Richmond Adult Community College v McDougall [2008] EWCA Civ 4
Disability discrimination. The assessment of disability and the likelihood of disability recurring
M had suffered from psychological disorders but recovered after medical treatment. M was offered a job as a database assistant for the College. When the College learned of M’s medical history it withdrew the offer. M brought a disability discrimination claim.
The employment tribunal accepted that M had a mental impairment but held that she was not disabled within the meaning of section 1 of the Disability Discrimination Act 1995, as the impairment did not have a substantial and long-term adverse effect and there was no evidence that the condition was likely to recur.
The EAT reversed the decision, stating that the tribunal ought to have taken into account medical evidence between the date of the discrimination and the hearing of the claim, which showed a relapse.
The College appealed on the basis that when considering whether the effect of a medical condition was likely to recur the employer had to base its decision on the circumstances existing at that date, and that what actually happened after that date was not relevant to the tribunal’s decision.

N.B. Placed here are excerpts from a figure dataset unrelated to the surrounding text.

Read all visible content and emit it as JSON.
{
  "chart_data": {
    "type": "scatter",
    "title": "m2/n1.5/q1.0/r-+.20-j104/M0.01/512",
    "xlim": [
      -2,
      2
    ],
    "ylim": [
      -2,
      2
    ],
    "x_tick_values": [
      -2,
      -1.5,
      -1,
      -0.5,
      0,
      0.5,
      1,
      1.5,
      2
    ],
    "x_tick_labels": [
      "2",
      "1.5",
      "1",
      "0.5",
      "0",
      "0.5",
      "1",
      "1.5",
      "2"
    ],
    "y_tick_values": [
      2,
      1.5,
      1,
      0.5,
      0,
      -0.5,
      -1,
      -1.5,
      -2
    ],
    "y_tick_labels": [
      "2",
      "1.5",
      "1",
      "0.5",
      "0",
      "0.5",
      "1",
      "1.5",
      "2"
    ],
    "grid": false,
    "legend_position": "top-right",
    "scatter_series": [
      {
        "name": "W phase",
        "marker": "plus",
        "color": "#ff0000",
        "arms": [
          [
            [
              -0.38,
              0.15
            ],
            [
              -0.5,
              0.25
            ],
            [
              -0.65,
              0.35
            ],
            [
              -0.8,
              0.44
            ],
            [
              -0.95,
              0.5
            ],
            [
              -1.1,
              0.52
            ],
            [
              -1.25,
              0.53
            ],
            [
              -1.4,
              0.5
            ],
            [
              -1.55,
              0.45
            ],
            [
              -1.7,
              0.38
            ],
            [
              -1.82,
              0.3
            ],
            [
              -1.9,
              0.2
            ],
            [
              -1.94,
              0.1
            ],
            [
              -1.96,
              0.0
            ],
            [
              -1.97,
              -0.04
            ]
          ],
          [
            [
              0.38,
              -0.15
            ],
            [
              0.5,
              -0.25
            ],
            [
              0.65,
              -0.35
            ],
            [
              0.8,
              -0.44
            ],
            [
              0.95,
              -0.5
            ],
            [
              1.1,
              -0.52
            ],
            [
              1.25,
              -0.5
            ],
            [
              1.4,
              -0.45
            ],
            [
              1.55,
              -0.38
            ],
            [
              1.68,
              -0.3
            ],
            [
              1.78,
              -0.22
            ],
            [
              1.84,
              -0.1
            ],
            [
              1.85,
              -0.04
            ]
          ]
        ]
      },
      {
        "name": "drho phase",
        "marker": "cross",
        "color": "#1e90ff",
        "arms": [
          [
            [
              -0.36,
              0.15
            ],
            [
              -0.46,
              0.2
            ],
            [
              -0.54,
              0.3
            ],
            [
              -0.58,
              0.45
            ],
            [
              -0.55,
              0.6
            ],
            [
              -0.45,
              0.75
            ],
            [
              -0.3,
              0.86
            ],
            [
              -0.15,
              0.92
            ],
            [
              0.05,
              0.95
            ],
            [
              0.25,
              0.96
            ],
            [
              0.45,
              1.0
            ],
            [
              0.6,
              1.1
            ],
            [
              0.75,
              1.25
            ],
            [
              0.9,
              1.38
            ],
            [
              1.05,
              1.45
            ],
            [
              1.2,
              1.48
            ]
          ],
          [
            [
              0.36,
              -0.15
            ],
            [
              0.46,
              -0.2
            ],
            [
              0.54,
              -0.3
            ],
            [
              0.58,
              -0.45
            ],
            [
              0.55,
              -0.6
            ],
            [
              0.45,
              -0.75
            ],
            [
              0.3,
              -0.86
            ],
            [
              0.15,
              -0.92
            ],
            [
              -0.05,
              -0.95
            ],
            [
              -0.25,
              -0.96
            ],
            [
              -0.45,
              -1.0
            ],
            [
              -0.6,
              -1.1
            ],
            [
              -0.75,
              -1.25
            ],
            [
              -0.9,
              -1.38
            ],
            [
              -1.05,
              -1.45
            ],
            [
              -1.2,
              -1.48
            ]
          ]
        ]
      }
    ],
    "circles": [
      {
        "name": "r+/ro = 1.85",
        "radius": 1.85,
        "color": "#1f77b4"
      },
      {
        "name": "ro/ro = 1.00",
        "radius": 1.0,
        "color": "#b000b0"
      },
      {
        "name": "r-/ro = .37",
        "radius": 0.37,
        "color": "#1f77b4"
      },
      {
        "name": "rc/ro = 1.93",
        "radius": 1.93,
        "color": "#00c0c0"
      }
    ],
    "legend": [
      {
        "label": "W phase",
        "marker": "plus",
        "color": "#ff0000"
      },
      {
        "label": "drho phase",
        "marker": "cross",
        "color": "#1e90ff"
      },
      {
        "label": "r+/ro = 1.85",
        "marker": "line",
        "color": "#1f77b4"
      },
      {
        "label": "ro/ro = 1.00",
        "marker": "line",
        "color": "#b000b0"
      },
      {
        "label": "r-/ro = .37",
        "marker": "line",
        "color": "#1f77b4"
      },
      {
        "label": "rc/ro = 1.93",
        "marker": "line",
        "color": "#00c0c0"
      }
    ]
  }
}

The Court of Appeal allowed the appeal. On the facts, there was no evidence at the time of the decision that M’s condition was likely to recur. The tribunal should only consider evidence available at the relevant time.
Updated 20 March 2026
This case summary remains accurate as a description of the Court of Appeal’s decision in Richmond Adult Community College v McDougall [2008] EWCA Civ 4. However, readers should note an important legislative development: the Disability Discrimination Act 1995, under which this claim was brought, has been repealed and replaced by the Equality Act 2010. The definition of disability is now found in section 6 of and Schedule 1 to the Equality Act 2010, and the associated guidance on matters to be taken into account in determining questions relating to the definition of disability was updated in 2011. The core legal principle established in this case — that a tribunal assessing whether an impairment is likely to recur should consider only evidence available at the relevant time, not post-decision evidence of an actual relapse — is understood to remain good law under the 2010 Act framework, as the statutory language on recurrence is materially similar. Students should therefore read this case in the context of the Equality Act 2010 rather than the now-repealed 1995 Act.